The core course of the Masters in Research provides students with the skills necessary for scholarly archival research. In the first semester students are introduced to manuscript materials. They learn how to access these documents and how to read, transcribe and interpret them. In the second semester the focus shifts from manuscript archives to the early modern printed book. Students learn how to use research libraries, construct scholarly bibliographies and footnotes, analyse and describe early modern books and finally obtain the skills involved in the critical editing of printed texts. Fieldtrips are a crucial component of this course. Details will be circulated when they have been confirmed, but these will normally take place on Fridays from 2-4 pm. In previous years, fieldtrips have included visits to the British Library's Rare Books, Manuscripts and Maps departments; the National Archives; St Paul's Cathedral Library; the National Portrait Gallery; St Paul's Cathedral, and the St Bride's Printing Library.
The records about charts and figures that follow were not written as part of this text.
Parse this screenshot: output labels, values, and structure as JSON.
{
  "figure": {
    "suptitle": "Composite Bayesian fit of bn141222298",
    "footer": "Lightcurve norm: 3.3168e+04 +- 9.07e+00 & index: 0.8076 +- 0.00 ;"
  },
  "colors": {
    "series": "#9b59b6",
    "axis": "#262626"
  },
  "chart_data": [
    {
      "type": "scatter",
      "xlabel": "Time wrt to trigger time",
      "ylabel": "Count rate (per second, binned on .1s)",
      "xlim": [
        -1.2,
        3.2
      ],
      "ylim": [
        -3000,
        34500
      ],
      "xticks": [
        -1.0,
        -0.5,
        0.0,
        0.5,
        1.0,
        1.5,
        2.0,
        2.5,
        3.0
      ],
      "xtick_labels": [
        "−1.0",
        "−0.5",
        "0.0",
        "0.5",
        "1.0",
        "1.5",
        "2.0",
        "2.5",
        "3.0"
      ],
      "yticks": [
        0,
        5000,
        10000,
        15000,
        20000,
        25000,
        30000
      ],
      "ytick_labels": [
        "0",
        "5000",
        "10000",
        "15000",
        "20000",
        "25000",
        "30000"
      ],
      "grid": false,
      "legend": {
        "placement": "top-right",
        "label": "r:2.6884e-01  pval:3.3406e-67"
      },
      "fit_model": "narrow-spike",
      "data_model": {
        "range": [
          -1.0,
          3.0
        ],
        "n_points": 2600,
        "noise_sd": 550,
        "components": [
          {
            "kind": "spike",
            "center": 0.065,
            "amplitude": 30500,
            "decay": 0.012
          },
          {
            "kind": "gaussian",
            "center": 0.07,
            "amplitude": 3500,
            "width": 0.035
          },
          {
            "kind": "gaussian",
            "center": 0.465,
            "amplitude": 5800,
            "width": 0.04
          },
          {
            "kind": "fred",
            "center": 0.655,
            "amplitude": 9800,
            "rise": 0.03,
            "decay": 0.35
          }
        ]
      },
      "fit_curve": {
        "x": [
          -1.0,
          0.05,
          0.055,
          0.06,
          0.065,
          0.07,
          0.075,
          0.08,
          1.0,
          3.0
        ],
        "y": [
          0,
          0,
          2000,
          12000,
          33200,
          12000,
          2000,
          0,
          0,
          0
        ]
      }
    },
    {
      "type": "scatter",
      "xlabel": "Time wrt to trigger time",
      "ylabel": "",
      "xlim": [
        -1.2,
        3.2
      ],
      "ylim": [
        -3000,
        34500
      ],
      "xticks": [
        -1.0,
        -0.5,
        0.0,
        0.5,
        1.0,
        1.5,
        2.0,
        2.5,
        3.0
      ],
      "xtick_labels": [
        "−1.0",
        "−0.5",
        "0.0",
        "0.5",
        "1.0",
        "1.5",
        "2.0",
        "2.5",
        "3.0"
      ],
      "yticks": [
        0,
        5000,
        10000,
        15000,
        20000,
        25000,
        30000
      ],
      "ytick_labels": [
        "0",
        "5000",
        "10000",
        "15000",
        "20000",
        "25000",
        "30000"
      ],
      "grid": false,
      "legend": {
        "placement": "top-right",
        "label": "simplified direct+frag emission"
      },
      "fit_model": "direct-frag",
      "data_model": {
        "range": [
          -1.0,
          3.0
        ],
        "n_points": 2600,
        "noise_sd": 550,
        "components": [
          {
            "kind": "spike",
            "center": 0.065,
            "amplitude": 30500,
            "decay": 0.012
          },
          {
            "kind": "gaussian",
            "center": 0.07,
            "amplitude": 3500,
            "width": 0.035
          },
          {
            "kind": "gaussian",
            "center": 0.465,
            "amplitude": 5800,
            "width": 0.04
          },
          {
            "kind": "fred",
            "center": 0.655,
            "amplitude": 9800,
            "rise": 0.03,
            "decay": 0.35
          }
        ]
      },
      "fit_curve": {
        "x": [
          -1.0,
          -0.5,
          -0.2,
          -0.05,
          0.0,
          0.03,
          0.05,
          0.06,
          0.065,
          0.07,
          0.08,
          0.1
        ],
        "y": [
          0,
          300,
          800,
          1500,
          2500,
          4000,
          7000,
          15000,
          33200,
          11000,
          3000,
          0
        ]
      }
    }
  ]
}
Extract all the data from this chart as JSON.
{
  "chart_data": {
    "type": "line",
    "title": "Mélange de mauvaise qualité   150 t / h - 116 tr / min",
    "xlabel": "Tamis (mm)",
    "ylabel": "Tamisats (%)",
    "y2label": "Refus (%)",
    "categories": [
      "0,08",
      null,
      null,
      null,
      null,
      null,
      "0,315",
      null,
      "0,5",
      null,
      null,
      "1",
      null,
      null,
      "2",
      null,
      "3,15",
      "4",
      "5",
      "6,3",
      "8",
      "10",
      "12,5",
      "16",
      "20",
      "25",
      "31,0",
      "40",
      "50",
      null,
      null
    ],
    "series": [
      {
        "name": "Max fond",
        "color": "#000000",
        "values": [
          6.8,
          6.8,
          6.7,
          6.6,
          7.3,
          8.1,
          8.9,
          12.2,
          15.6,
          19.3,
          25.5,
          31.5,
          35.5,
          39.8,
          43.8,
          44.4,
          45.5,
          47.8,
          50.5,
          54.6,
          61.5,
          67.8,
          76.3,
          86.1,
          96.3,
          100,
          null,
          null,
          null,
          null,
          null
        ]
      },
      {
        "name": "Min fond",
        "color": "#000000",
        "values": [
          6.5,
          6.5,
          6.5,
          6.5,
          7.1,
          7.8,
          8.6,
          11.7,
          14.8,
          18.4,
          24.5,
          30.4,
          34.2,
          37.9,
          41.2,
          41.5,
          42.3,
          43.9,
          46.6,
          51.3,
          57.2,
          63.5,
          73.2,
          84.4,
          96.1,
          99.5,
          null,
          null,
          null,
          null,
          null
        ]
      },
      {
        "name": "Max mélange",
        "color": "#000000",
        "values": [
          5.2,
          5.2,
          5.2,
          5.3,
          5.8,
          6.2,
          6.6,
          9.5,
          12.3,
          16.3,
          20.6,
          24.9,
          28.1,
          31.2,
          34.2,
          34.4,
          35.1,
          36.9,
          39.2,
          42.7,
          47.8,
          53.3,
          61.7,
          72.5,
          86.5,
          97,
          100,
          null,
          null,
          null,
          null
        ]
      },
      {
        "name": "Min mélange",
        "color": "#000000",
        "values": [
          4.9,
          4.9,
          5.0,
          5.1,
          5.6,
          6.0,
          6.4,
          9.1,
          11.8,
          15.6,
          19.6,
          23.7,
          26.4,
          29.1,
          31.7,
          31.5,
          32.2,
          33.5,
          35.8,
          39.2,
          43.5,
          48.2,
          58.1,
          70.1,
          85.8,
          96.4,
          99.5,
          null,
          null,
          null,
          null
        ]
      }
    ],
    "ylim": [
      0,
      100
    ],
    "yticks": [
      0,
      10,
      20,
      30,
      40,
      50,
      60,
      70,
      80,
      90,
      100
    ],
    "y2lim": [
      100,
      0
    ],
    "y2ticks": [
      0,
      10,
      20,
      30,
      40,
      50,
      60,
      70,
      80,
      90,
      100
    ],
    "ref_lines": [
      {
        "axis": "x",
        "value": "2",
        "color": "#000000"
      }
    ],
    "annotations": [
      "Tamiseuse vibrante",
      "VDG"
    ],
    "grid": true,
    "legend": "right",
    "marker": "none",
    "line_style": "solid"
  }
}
The course culminates with a field trip to the Netherlands in the Spring Break: the Bibliotheca Thysiana and Museum Boerhaave in Leiden, and the Plantin Moretus Museum in Antwerp.

Reading:

  • D.C. Greetham, Textual Scholarship: An Introduction (New York and London: Garland, 1994)
  • Philip Gaskell, A New Introduction to Bibliography (Oxford: Oxford University Press, 1984)
  • Adrian Johns, The Nature of the Book (University of Chicago Press, 1998)
  • The Cambridge History of the Book in Britain Vol. IV ed by John Barnard, D. F. McKenzie and Maureen Bell (Cambridge: Cambridge University Press, 2002)

The course is assessed by examinations in Palaeography and Textual
Bibliography at the end of the first and second semesters respectively, and by a
manuscript project to be submitted in the week beginning 11 January and an
editing project to be submitted in the week beginning 4 May.